You can hardly go wrong with the Borgias: a dinner with them without talking sex, politics and religion would be eaten in silence. They had less to do with music, but Savall’s approach is to take works loosely related to episodes in their lives, from the birth of Alfonso – eventually Pope Callistus III – in 1378 to the death of Francisco in 1572, and he constructs a kaleidoscopic sonic mural around them. Examples include the opening 11th-century Moorish song with oud impro­visation and polyphony by the likes of Josquin and Morales. It is a rich musical tapestry and few but Savall, with his network of musical collaborators and capacity to draw on earlier recordings (11 out of 64 tracks), could pull this together at all, let alone so well.

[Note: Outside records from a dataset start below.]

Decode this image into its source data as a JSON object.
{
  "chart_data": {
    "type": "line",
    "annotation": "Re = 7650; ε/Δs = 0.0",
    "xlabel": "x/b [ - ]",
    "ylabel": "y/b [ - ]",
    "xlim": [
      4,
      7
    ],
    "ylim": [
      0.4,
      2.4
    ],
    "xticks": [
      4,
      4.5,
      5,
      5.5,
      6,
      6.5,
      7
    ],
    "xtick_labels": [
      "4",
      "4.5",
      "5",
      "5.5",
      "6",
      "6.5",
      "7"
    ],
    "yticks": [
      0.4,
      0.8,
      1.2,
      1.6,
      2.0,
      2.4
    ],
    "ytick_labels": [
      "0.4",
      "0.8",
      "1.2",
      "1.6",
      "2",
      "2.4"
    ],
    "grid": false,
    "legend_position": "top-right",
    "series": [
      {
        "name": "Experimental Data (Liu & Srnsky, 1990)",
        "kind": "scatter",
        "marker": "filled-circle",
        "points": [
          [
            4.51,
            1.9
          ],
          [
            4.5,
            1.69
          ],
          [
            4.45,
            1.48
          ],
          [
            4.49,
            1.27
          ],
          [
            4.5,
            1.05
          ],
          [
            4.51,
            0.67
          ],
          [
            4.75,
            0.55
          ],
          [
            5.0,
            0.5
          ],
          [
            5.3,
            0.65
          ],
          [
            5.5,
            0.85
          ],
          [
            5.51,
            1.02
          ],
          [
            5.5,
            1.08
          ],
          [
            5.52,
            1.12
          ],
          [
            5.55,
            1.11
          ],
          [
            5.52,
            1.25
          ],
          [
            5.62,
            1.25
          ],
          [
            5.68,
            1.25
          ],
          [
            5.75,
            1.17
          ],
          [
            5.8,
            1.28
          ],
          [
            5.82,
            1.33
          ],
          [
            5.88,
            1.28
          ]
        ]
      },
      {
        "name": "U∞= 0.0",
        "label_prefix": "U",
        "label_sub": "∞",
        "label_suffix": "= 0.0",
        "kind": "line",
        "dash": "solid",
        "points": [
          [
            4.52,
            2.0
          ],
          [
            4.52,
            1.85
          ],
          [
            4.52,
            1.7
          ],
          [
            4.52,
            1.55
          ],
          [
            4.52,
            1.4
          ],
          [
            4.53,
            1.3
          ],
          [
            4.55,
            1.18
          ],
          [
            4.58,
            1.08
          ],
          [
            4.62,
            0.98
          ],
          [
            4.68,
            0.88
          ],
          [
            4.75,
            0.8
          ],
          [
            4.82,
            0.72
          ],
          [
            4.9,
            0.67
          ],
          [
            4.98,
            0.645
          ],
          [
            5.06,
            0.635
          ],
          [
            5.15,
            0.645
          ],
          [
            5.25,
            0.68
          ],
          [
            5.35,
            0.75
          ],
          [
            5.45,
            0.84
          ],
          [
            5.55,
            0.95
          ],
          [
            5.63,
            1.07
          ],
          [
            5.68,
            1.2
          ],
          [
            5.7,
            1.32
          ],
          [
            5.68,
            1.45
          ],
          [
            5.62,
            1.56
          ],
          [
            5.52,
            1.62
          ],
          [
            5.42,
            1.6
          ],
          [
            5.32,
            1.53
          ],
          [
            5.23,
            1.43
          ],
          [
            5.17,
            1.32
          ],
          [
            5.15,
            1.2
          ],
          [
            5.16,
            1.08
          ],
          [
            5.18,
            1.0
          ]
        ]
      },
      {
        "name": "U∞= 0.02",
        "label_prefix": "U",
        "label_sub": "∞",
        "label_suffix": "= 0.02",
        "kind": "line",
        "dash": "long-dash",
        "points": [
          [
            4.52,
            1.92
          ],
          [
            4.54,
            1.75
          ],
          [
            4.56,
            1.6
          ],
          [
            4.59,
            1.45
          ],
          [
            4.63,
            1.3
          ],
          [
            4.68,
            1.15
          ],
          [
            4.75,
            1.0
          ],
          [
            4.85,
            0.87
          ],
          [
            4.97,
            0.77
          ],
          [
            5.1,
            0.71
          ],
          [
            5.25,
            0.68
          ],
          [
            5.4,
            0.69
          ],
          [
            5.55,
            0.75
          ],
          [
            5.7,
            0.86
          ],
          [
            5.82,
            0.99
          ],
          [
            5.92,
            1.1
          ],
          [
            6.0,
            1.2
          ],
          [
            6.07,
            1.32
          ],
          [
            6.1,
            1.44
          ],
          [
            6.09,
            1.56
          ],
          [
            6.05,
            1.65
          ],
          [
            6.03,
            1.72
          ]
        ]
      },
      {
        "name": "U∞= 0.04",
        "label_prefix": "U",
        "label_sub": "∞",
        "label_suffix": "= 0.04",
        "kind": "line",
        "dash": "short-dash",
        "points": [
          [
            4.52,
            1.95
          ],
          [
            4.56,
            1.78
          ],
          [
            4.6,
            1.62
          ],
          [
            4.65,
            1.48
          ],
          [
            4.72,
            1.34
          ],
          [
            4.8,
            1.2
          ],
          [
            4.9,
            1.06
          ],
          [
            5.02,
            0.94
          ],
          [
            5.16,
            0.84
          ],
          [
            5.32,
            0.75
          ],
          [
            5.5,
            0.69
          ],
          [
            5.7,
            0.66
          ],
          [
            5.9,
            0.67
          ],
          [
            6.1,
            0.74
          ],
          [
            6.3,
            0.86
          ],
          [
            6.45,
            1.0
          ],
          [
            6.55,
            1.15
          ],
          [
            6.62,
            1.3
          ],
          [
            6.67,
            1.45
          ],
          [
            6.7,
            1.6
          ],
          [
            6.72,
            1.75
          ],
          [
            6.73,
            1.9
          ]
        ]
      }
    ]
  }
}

A subclass of early music recording reconstructs historical musical events, such as a Mass for a particular occasion. Musica Contexta’s variation on this theme is music one could hear in 16th-century Rome for the Feast of the Purification, including plainchant, but that would never have been heard in a single service. The theme flirts with the spurious, but the music of influential polyphonists Arcadelt and Palestrina and the more obscure de Silva delivers a familiar controlled beauty that contrasts with the flamboyant variety of a Savall, and Simon Raven’s group is well in command of it.

Sometimes a theme may be an excuse. Emma Kirkby and Jakob Lindberg’s collection of lute songs by Dowland and Purcell takes its cue from both having once been labelled the country’s Orpheus. But is there a composer of note from the 17th century who wasn’t? The real inspiration is probably Lindberg’s Rauwolf lute, built around 1590, recently restored, and one of the only genuinely original lutes now being played. In the lute world, this is like discovering a Stradivarius. A rare treat in the recital room, but the recording process is too universally flattering to reveal such tonal nuances. Never mind. Kirkby has decades of experience with this repertoire, and gives a convincingly controlled and distinctive interpretation of songs familiar and unfamiliar.

DINASTIA BORGIA: LA CAPELLA REIAL DE CATALUNYA, Hesperion XXI, Jordi Savall (director), with ­Montserrat Figueras et al (Alia Vox/Ode); ARCADELT, DE SILVA and PALESTRINA: LE DIVIN ARCADELT – CANDELMAS IN RENAISSANCE ROME, Musica Contexta with the English Cornett and Sackbut Ensemble (Chaconne/Ode); DOWLAND and PURCELL: ORPHEUS IN ENGLAND, Emma Kirkby (vocals) and Jakob ­Lindberg (lute) (BIS/Ode).